考慮していただきたいのが、内容に対してのコストパフォーマンスです。
お客様の予算が潤沢だからとぼったくる制作会社や、無駄なアニメーション、年に1回しか更新しないような箇所の編集機能など、本来不要な内容の提案をしてくる会社もあります。逆に、良心価格な制作会社やコストを抑えながら効果的な内容を提案してくれる会社もあります。

私どもシンカーデザインは、2名体制です。2人とも19年以上の実務経験を積み上げています。
大手を含め何社も制作会社を利用されてきたようなお客様からは、
「安い!」
「コストパフォーマンスがよく、シンカーデザインさんに出会えてラッキーだった」
「費用対効果は抜群だったといえます」
といった言葉をいただいています。
時には、「きちんと請求してくださいね(予想より安すぎる)」と心配していただくことさえあるくらいです

ところが、はじめて制作会社を利用されるような方には、「高い」、「結構かかるんですね…(予算オーバー)」といったお声をいただきます。

ご予算の都合もあるとは思いますが、何となくでも費用感を掴んでいただいてるかどうか、ホームページの重要性や質の大切さを理解されているかどうか、あるいは「○○万円もあればできるだろう」というような思い込み、といったことがこの言葉の差になっているのではないかと思います。

ピカソのエピソード

最後に、フランスの偉大な画家、パブロ・ピカソの有名なエピソードをご紹介します。

ある日、ピカソがマーケットを歩いていると、1人の女性が彼を呼び止めました。
彼女はピカソの大ファンだといい、用意した紙に「絵を書いてくれないか?」と尋ねます。

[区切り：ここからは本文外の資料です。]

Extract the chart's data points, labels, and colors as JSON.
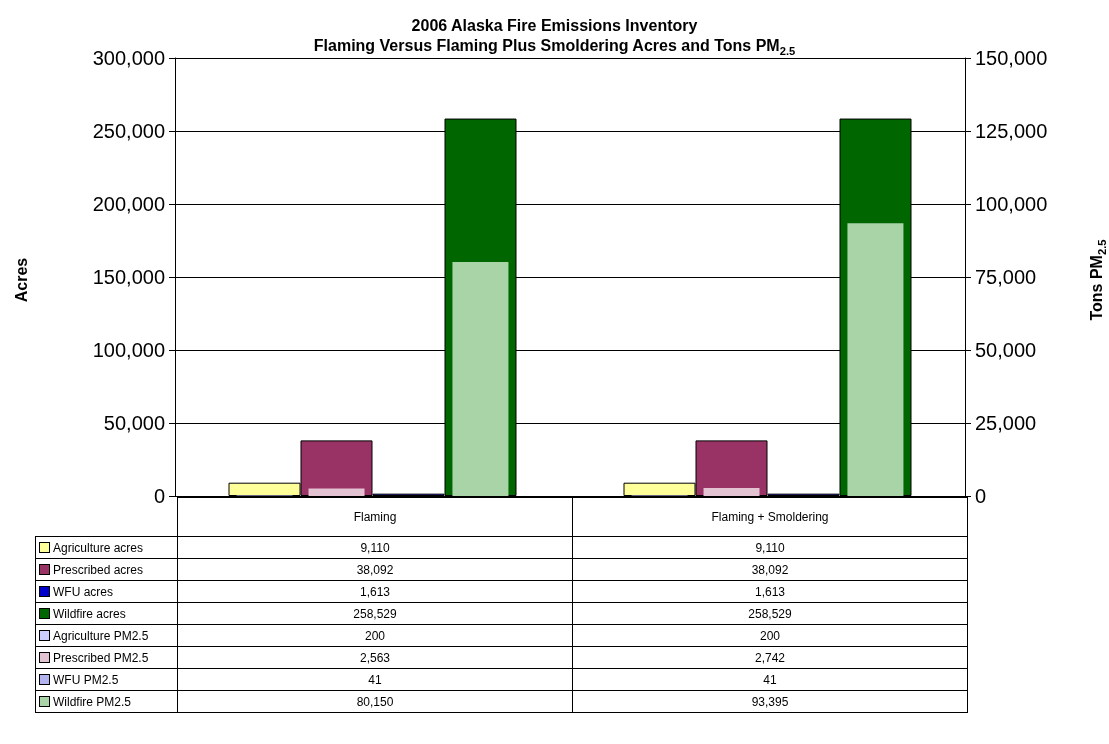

その言葉に微笑みを浮かべ、ピカソは小さくも美しい絵を描き始めました。
そして・・・「この絵の値段は100万ドルです」と女性に言い、絵を渡しました。

それを聞いて驚いた女性は「この小さな絵を描くのに、あなたは『たった30秒』しかかかっていないではありませんか」と言葉を返します。

その言葉を聞いたピカソは苦笑しながら「お嬢さん、それは違う。30年と30秒だ」と言います。

exciteニュースより引用

理解されにくいことが多いですが、デザイナーも、プログラマーも、何年も何年も経験を積み重ねてきて今があります。はじめは丸1日かかっていた仕事を、もっとよい品質で半日でできるようになったのです。